I will describe the motivation from geometric analysis view point for the study of nonlinear differential equations involving negative exponent. The associated geometric inequalities (Sobolev, Blaschke-Santalo inequalities, etc), geometric flow problems, as well as the existence result to equations with supcritical exponent will be discussed.

King-Yeung Lam (Nov 30, 2011)

In this talk I will talk about some recent results of the 2X2 Lotka-Volterra competition model in heterogeneous environment. Starting with the well known result of Dockery et. al. regarding the phenomena "Slower Diffuser Prevails", to the "Advection-Mediated Coexistence" proved by Cantrell et. al., we will try to understand how different dispersal strategies affect the dynamics/outcome of the competition.

Zhongwei Shen (Dec 7, 2011)

In this talk I will describe my recent work, joint with Carlos Kenig and Fanghua Lin, on homogenization of second-order elliptic equations and systems. In a series of papers we have obtained uniform Rellich estimates for L^2 solutions and boundary Lipschitz estimates for solutions with Neumann boundary conditions. These estimates are used to derive various convergence theorems and establish asymptotic expansions of Green's and Neumann functions.

Junfang Li (Jan 25, 2012)

(Joint with Pengfei Guan) In this talk, we will present a new type of mean curvature flow. For any closed star-shaped smooth hypersurface, this flow exists for all time t>0 and exponentially converges to a round sphere. Moreover, we will show that all the quermassintegrals evolve monotonically along this flow. Consequently, we prove a class of isoperimetric type of inequalities including the classical isoperimetric inequality on star-shaped domains. We will also present a fully non-linear parabolic equation of a function on the standard sphere and discuss its long-time existence and exponential convergence. As applications, we recover the well-known Alexandrov-Fenchel inequalities on bounded convex domains in Euclidean space.

Jiakun Liu (Feb 1, 2012)

The light reflection problem, due to its various applications, has been extensively studied by many mathematicians in recent years. In the special far field case, the light reflection is related to the reflector antenna design problem. Xu-Jia Wang showed that it is an optimal transportation, and so, is a linear optimization problem. In this talk, we study the general case of the light reflection problem, and show that it is related to a nonlinear optimization problem. This problem involves a fully nonlinear PDE of Monge-Ampere type, subject to a nonlinear boundary condition. If time permits, I will also briefly talk about some recent results on global regularity.

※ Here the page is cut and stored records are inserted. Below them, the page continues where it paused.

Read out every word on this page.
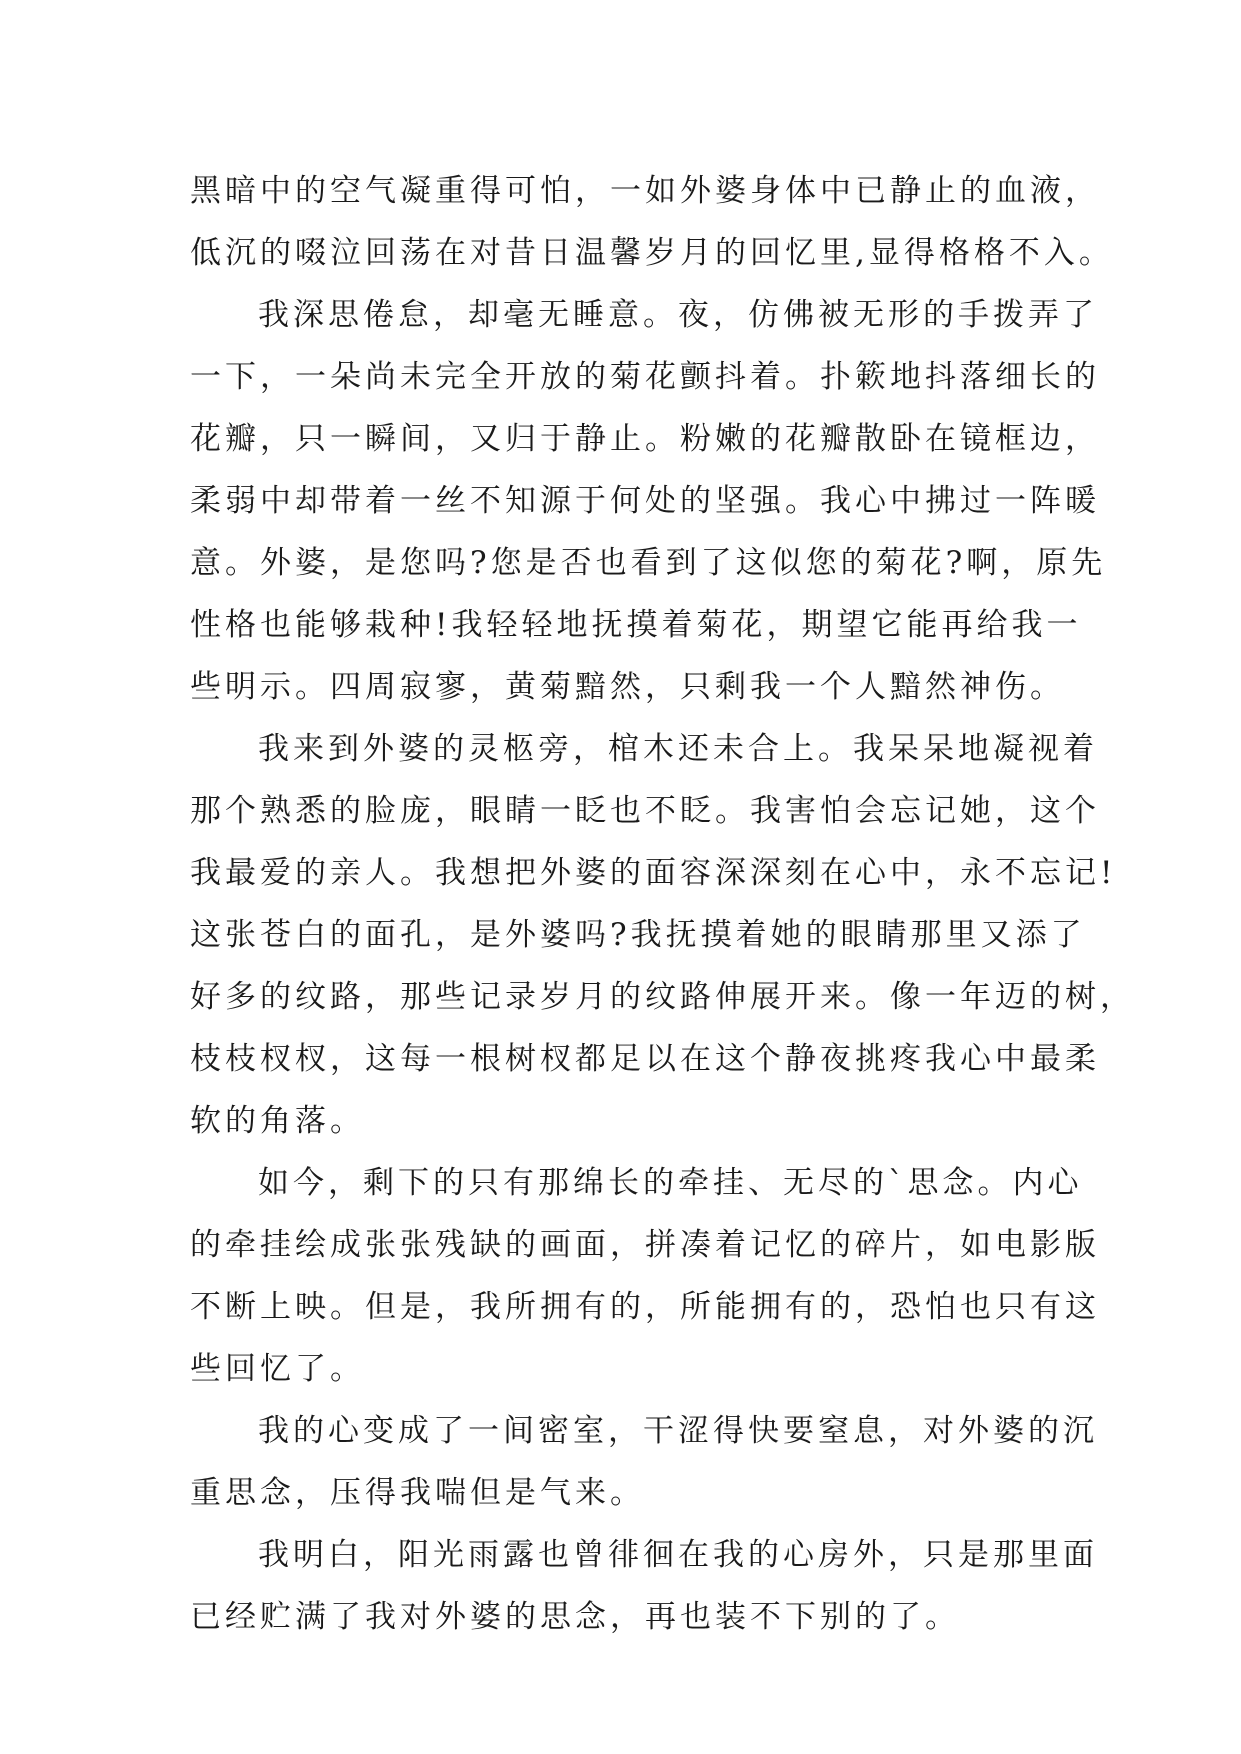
黑暗中的空气凝重得可怕，一如外婆身体中已静止的血液，
低沉的啜泣回荡在对昔日温馨岁月的回忆里,显得格格不入。
我深思倦怠，却毫无睡意。夜，仿佛被无形的手拨弄了
一下，一朵尚未完全开放的菊花颤抖着。扑簌地抖落细长的
花瓣，只一瞬间，又归于静止。粉嫩的花瓣散卧在镜框边，
柔弱中却带着一丝不知源于何处的坚强。我心中拂过一阵暖
意。外婆，是您吗?您是否也看到了这似您的菊花?啊，原先
性格也能够栽种!我轻轻地抚摸着菊花，期望它能再给我一
些明示。四周寂寥，黄菊黯然，只剩我一个人黯然神伤。
我来到外婆的灵柩旁，棺木还未合上。我呆呆地凝视着
那个熟悉的脸庞，眼睛一眨也不眨。我害怕会忘记她，这个
我最爱的亲人。我想把外婆的面容深深刻在心中，永不忘记!
这张苍白的面孔，是外婆吗?我抚摸着她的眼睛那里又添了
好多的纹路，那些记录岁月的纹路伸展开来。像一年迈的树，
枝枝杈杈，这每一根树杈都足以在这个静夜挑疼我心中最柔
软的角落。
如今，剩下的只有那绵长的牵挂、无尽的`思念。内心
的牵挂绘成张张残缺的画面，拼凑着记忆的碎片，如电影版
不断上映。但是，我所拥有的，所能拥有的，恐怕也只有这
些回忆了。
我的心变成了一间密室，干涩得快要窒息，对外婆的沉
重思念，压得我喘但是气来。
我明白，阳光雨露也曾徘徊在我的心房外，只是那里面
已经贮满了我对外婆的思念，再也装不下别的了。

Emmanuele DiBenedetto (Feb 22, 2012)

The local positivity of solutions to logarithmically singular diffusion equations is investigated in some open space-time domain $E\times(0,T]$. It is shown that if at some time level $t_o\in(0,T]$ and some point $x_o\in E$ the solution $u(\cdot,t_o)$ is not identically zero in a neighborhood of $x_o$, in a measure-theoretical sense, then it is strictly positive in a neighborhood of $\pto$. The precise form of this statement is by an intrinsic Harnack-type inequality, which also determines the size of such a neighborhood.

Dehua Wang (Apr 11, 2012)

The multi-dimensional incompressible and compressible flows of nematic liquid crystals will be discussed. Some recent results of existence of global weak and strong solutions as well as the incompressible limits will be presented.